Nonostante l’auspicio, da parte della SGI, che la proposta venisse presa seriamente in considerazione, a distanza di quasi dieci anni lo studio si è tradotto in un nulla di fatto ma il problema del funzionamento degli enti intermerdi non è comunque stato risolto: alcune province sono davvero periferie delle regioni e non da oggi. Di certo per avere qualche possibilità di concretizzarsi il nuovo assetto avrebbe dovuto necessariamente accompagnarsi alla riscrittura costituzionale e alla ridefinizione di alcuni aspetti quali i poteri legislativi. Una svolta che si è deciso di non dare, scegliendo la strada della conservazione.

Un peso determinante, secondo il parere del professore carrarese esperto di geografia Riccardo Canesi, lo hanno avuto sicuramente le Regioni. “L’Italia è ancorata a quel sistema – afferma Canesi – e l’esperienza del covid ne ha dato la conferma. Certamente ci sarebbe bisogno di un riassetto amministrativo, ma il mio disincanto e pessimismo mi portano a pensare che sia più facile mantenere tutto così com’è. Il progetto comunque è molto interessante, e se non altro ci fa capire quanto le regioni economico-funzionali non corrispondano alle regioni amministrative”. “E pensare – riflette Canesi – che La Spezia-Massa-Carrara come unica provincia sarebbe una soluzione ottima. “Del resto siamo più integrati con La Spezia che col resto della Regione.
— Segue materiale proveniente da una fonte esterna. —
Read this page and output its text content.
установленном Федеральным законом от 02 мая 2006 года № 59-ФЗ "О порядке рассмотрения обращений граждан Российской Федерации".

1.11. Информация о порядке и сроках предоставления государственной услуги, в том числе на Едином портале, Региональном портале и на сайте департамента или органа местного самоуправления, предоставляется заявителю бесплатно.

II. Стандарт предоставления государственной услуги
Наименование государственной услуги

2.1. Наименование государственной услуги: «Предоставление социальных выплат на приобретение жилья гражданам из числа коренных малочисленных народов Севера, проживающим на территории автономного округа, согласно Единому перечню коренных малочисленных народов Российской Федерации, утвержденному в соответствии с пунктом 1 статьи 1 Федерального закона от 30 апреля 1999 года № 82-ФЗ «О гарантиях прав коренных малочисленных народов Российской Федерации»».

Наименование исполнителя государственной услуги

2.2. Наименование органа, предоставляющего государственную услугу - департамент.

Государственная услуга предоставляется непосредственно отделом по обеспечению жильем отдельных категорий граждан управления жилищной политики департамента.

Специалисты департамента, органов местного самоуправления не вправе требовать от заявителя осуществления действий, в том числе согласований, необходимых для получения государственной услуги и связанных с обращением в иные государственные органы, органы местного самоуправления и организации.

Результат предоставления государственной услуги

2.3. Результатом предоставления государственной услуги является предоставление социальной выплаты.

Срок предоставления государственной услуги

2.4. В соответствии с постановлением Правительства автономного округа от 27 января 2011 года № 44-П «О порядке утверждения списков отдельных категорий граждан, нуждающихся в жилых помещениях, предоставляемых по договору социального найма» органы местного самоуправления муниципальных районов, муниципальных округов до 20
Pensiamo anche semplicemente alla pianificazione del territorio. Alla Spezia, prima di arrivare al tribunale, c’è la mega sala cinematografica. Ecco, lì vicino c’è uno spazio fieristico. E mi chiedo: a 25 chilometri di distanza, ha senso avere due complessi fieristici? Se ci fosse unica provincia, ce ne sarebbe soltanto uno. Insomma – chiude Canesi – una proposta che sicuramente presenta più di un aspetto positivo ma che temo, purtroppo, non verrà mai realizzata”.